15
LUKE:
Kiedy wychodziłem z moją paczką ze szkoły, zobaczyłem Lili, Harry'ego i Emmę. Od razu do nich podeszliśmy.Już miałem się z nimi witać, ale na teren szkoły wjechało sportowe auto. Nie powiem auto robi wrażenie. Tylko po co tu przyjechał. Coś czuję że szykują się kłopoty Kiedy chłopak wyszedł, Emmie od razu się spodobał, było widać to po jej ślince. To był obrzydliwy widok, jak można tak reagować na chłopaka którego się nawet nie znało. Nie powiem chłopak wyglądał na groźnego po jego czarnym ubiorze i jeszcze po dwóch rękawach ( chodzi mi o tatuaże na rękach) i tatuażu na szyi
- Kto to jest?- zapytałem się.
Lili jeszcze chwile na niego popatrzyła. Kiedy chłopak odwrócił się w naszą stronę i wyciągnął ręce, nie wiedziałem, co jest grane. Lili odwróciła się do Harry'ego i się z nim pożegnała. Dziewczyna zaczęła, do niego biegnąc, aż wreszcie na niego skoczyła i on ją pocałował w czoło. Kurwa co się tutaj dzieje?
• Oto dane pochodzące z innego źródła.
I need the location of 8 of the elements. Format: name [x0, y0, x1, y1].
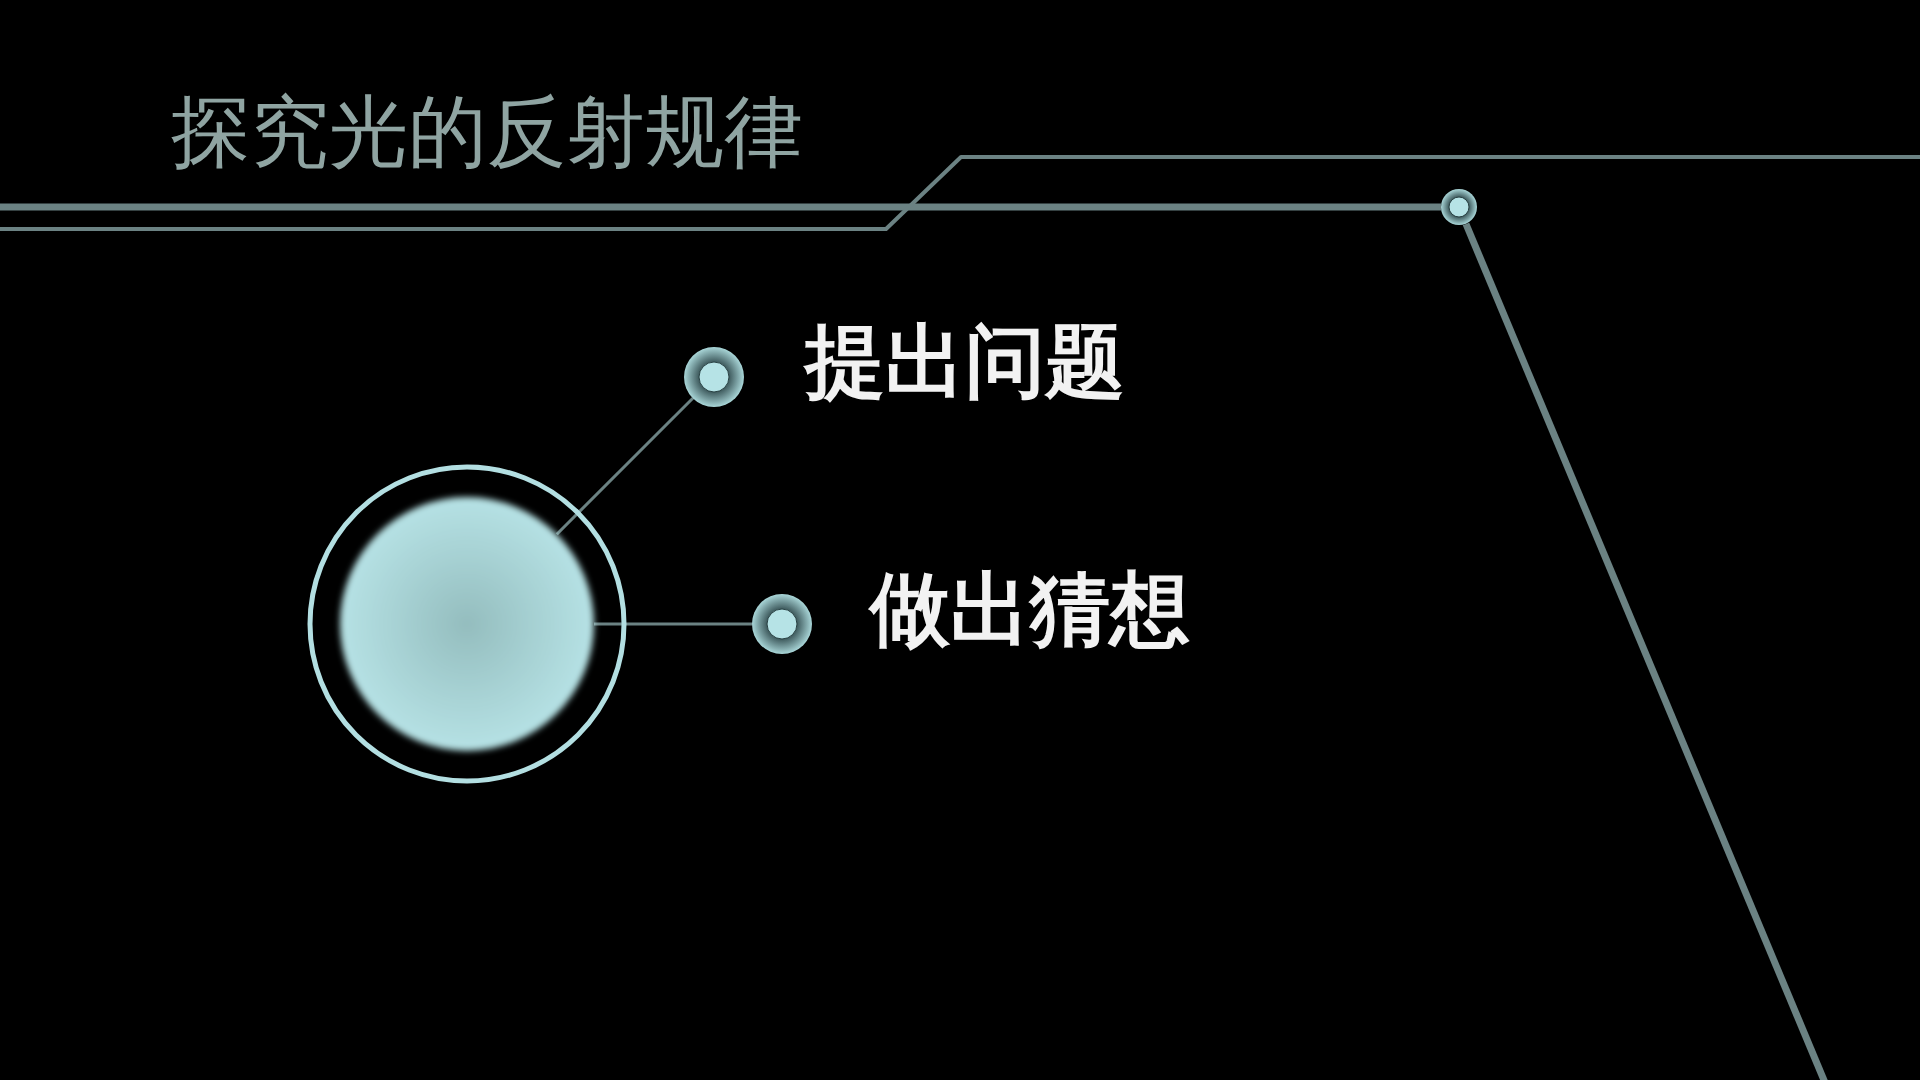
- node-dot: [752, 594, 812, 654]
- step-heading: 做出猜想: [870, 570, 1190, 650]
- node-dot: [684, 347, 744, 407]
- slide-title: 探究光的反射规律: [171, 93, 803, 172]
- connector-line: [555, 397, 694, 536]
- step-heading: 提出问题: [805, 322, 1125, 402]
- ring-circle: [307, 464, 627, 784]
- connector-line: [594, 622, 752, 626]
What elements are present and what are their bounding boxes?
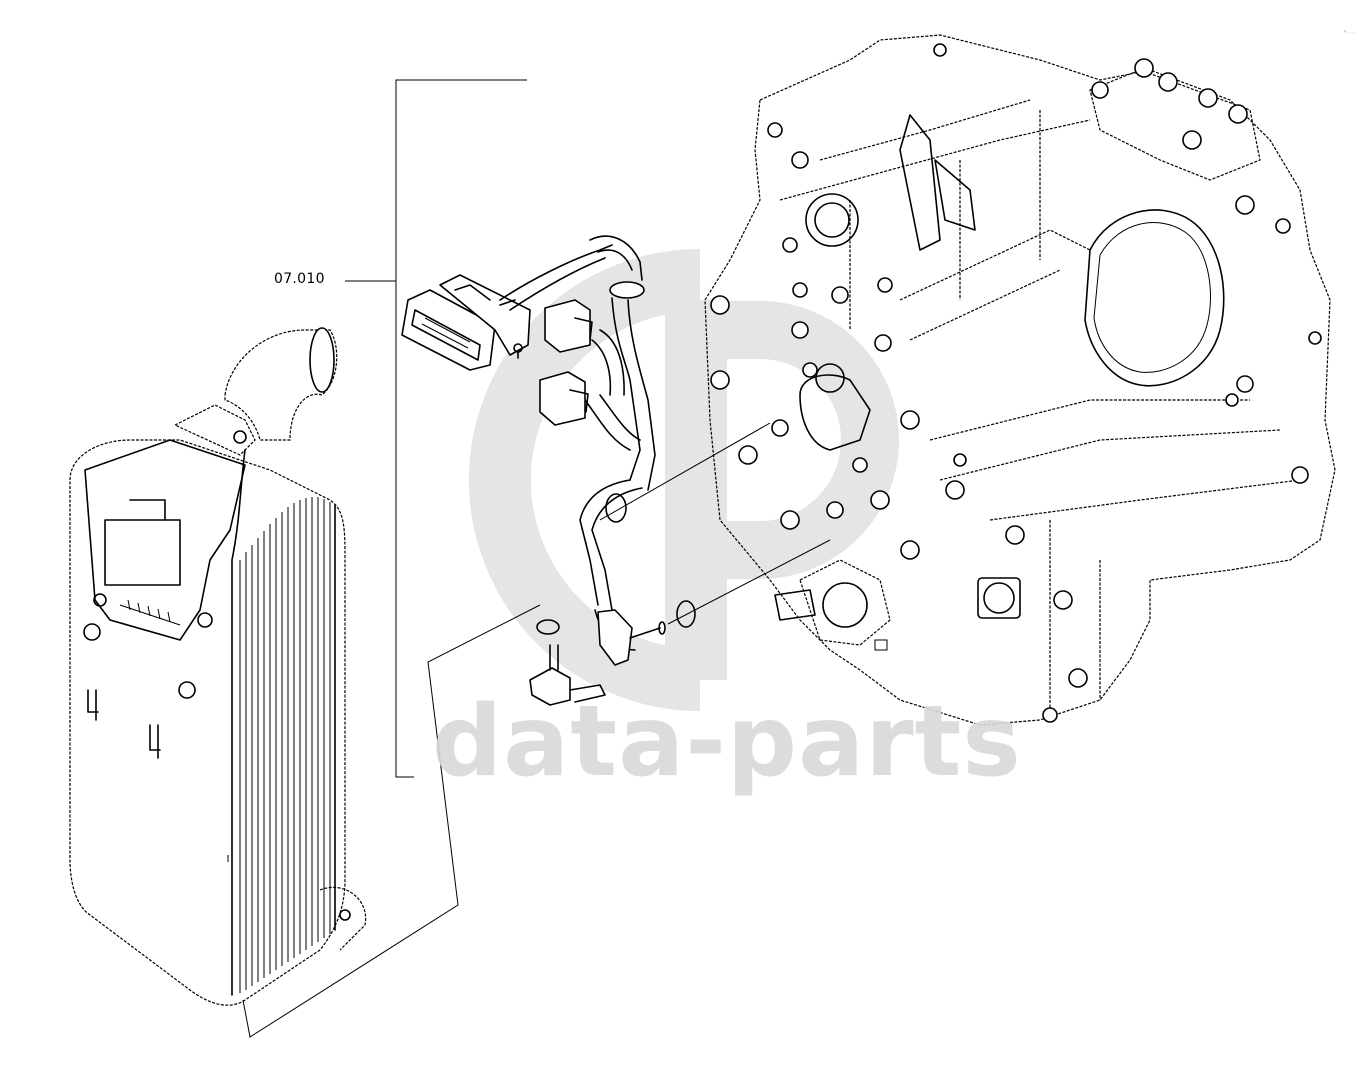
speed-sensor-1 xyxy=(597,609,666,666)
oil-cooler xyxy=(69,327,367,1006)
watermark-text: data-parts xyxy=(432,685,1022,799)
callout-label[interactable]: 07.010 xyxy=(274,271,325,287)
cooler-fins xyxy=(239,497,331,993)
transmission-housing xyxy=(704,34,1336,726)
corner-mark: ⁿ˒ ˒˒˒ xyxy=(1344,30,1356,36)
o-ring xyxy=(536,619,560,635)
speed-sensor-2 xyxy=(529,644,606,706)
callout-bracket xyxy=(345,79,527,778)
harness-connector xyxy=(401,274,531,371)
o-ring xyxy=(676,600,696,628)
leader-line xyxy=(242,604,541,1038)
sensor-connector-1 xyxy=(544,299,593,353)
o-ring xyxy=(605,493,627,523)
housing-bolts xyxy=(710,43,1322,723)
sensor-connector-2 xyxy=(539,371,589,426)
wiring-harness xyxy=(401,235,831,706)
watermark-logo xyxy=(469,249,899,711)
- Ej chłopaki, kto to jest?
- Nie wiem. – powiedzieli chórem.
- To, co może się dowiemy?- zaproponował Harry.
Nie był zachwycony tym, co zobaczył.
Pożegnaliśmy ładnie Emmę i poszliśmy do dziewczyny.
- Hej Lili, może nam przedstawisz kolegę?- zaproponował Harry przyglądając się chłopakowi.
Jego tatuaż na szyi przypominał mi coś tylko nie wiem co
- A tak. Chłopaki to jest Nathan to jest Harry mój brat i Luke mówiłam ci o nim. – przedstawiłam nas sobie.
- To ten słynny Luke?.
- Tak- powiedziałam cicho. – Nathan przywalił mi z całej siły w twarz, aż polała się krew.
- To, co mała jedziemy na miasto po wspominać stare czasy. – powiedział Nathan do dziewczyny.
-Luke nic ci nie jest?. – potwierdziła z troską.
- nie nic mi nie jest – powiedziałem, trzymając się za nos.
- Trzymaj.- powiedziała. Wyciągając mi chusteczkę z kieszeni.
- Dziękuje.
- Lili jedziemy czy będziesz się użalała nad tym kretynem, nie zapominaj, że on się nad tobą nie użalał, jak cały czas cię wzywał...
- Pamiętam, chodź jedziemy – powiedziała Lili, biorąc chłopaka za rękę, a Haremu dała buziaka w policzek.
- Jak pierdole, ładnie cię załatwił. – powiedział Harry, klepiąc mnie po plecach.
Kiedy Nathan przypominał o tym wszystkim Lili, zrobiło mi się nie dobrze, a najgorsze jest w tym wszystkim, że to ja to wszystko robiłem.
Jeszcze chwilę się przyjrzałem chłopakowi który odjeżdżał z dziewczyną i już wiedziałem co znaczy jego tatuaż czarne piórko na szyi. To był znak gangu i to jeszcze najgorszego na całym świecie. W co się ta dziewczyna wpakowała.